The EU approves the world’s first imported carbon tax. It is designed to make certain products more expensive if they come from manufacturers that do not pay for their greenhouse gas emissions.
It doesn’t get much attention, but it’s a big deal because these tariffs are very effective at reducing industrial CO2 emissions that are heating the planet to dangerous levels. This is a potentially powerful incentive for countries to curb emissions. But it is also in some ways a risky move, as it could disrupt global trade and have a huge impact on poorer countries.
Here are some key things to know.
First, what is a carbon border tax?
The stated goal of these tariffs is to level the playing field. Imagine that European steelmakers are paying for their CO2 emissions while their competitors outside the EU are not.
This will put European countries at a price disadvantage. In theory, it could also push European companies to move operations to countries that don’t tax carbon. This is what experts call “carbon leakage,” where emissions can be diverted elsewhere when restrictions are imposed.
To avoid this, Europe will impose a carbon border tax, formally known as the Carbon Border Adjustment Mechanism, on foreign competitors who are not paying as much for their emissions, or paying nothing at all.
The new tax will be imposed from 2026 on seven high-emitting industries, including steel and cement.

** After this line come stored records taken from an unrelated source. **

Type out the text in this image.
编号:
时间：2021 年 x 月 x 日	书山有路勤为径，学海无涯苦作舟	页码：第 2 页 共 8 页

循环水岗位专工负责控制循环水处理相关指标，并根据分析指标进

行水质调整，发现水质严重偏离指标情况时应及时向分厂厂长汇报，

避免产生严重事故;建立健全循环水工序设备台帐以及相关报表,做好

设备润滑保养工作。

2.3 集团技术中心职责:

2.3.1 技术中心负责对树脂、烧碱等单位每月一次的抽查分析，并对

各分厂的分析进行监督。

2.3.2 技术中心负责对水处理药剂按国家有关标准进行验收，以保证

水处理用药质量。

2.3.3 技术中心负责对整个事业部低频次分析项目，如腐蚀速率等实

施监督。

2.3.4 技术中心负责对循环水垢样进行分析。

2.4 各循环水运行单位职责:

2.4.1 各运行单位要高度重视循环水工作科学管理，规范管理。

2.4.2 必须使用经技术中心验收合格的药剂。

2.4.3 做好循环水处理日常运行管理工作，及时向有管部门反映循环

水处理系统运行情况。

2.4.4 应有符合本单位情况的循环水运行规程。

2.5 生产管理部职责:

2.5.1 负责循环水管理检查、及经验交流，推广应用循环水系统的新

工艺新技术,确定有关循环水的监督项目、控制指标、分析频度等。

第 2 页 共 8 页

The European law, which was formally approved last week, has reignited discussions in other countries about a carbon border tax. Senator Sheldon Whitehouse, a Rhode Island Democrat, told me in an email that he plans to introduce a new proposal to impose a similar tax in the United States in the coming months.
“I am optimistic that there is a path to bipartisan carbon boundary adjustment through the Senate,” Whitehouse wrote. “We can boost cleaner American manufacturers that are fighting high Pollution peer competition.”
what this means for developing countries
Taxing emissions could cost jobs in developing countries where costly proposals to decarbonize the economy are especially complicated.
Take India, a country that relies heavily on coal for energy. A 2022 study by Boston University calculated that Indian steel could be subject to a 15% tax under new European rules, which could lead to a 58% drop in Indian steel exports to Europe. That could be a big problem for India, whose steel industry indirectly employs some 2 million people.
Is it fair?
Major emerging economies such as Brazil and India, as well as smaller emerging economies such as Thailand and Cameroon, are not happy with Europe’s move.
Some countries say it is a thinly disguised way for Europeans to protect their companies from international competition under the guise of climate policy. (Sound familiar? That’s exactly what the US Lower Inflation Act has faced some foreign criticism.)
Perhaps more importantly, critics of the new European tax say the countries that contribute least to climate change should not pay as much as the industrialized countries that are causing the problem.
They pointed to a principle enshrined in the 2015 Paris Agreement and other environmental agreements. It said that while the overall responsibility for stopping environmental damage and climate change was shared by all countries, each country bore varying degrees of responsibility according to its own circumstances.
This principle has not had much impact in international trade. Varun Agarwal, a climate policy expert at India’s World Resources Institute, told me he thinks the law is unlikely to be challenged by the World Trade Organization.
“Right now, the principle of fairness is not reflected in trade policy,” he said.
Still, Rishikesh Ram Bhandary, a climate finance expert at Boston University’s Center for Global Development Policy, said the success of Europe’s carbon border tax may depend on how these differences play out.
The policy could help appease some opponents of national climate action by assuring critics that the competitiveness of local companies will not be compromised, he said. But he added that by exacerbating distrust between countries when it comes to climate policy, it could also “unwittingly have the exact opposite effect of increasing polarization.”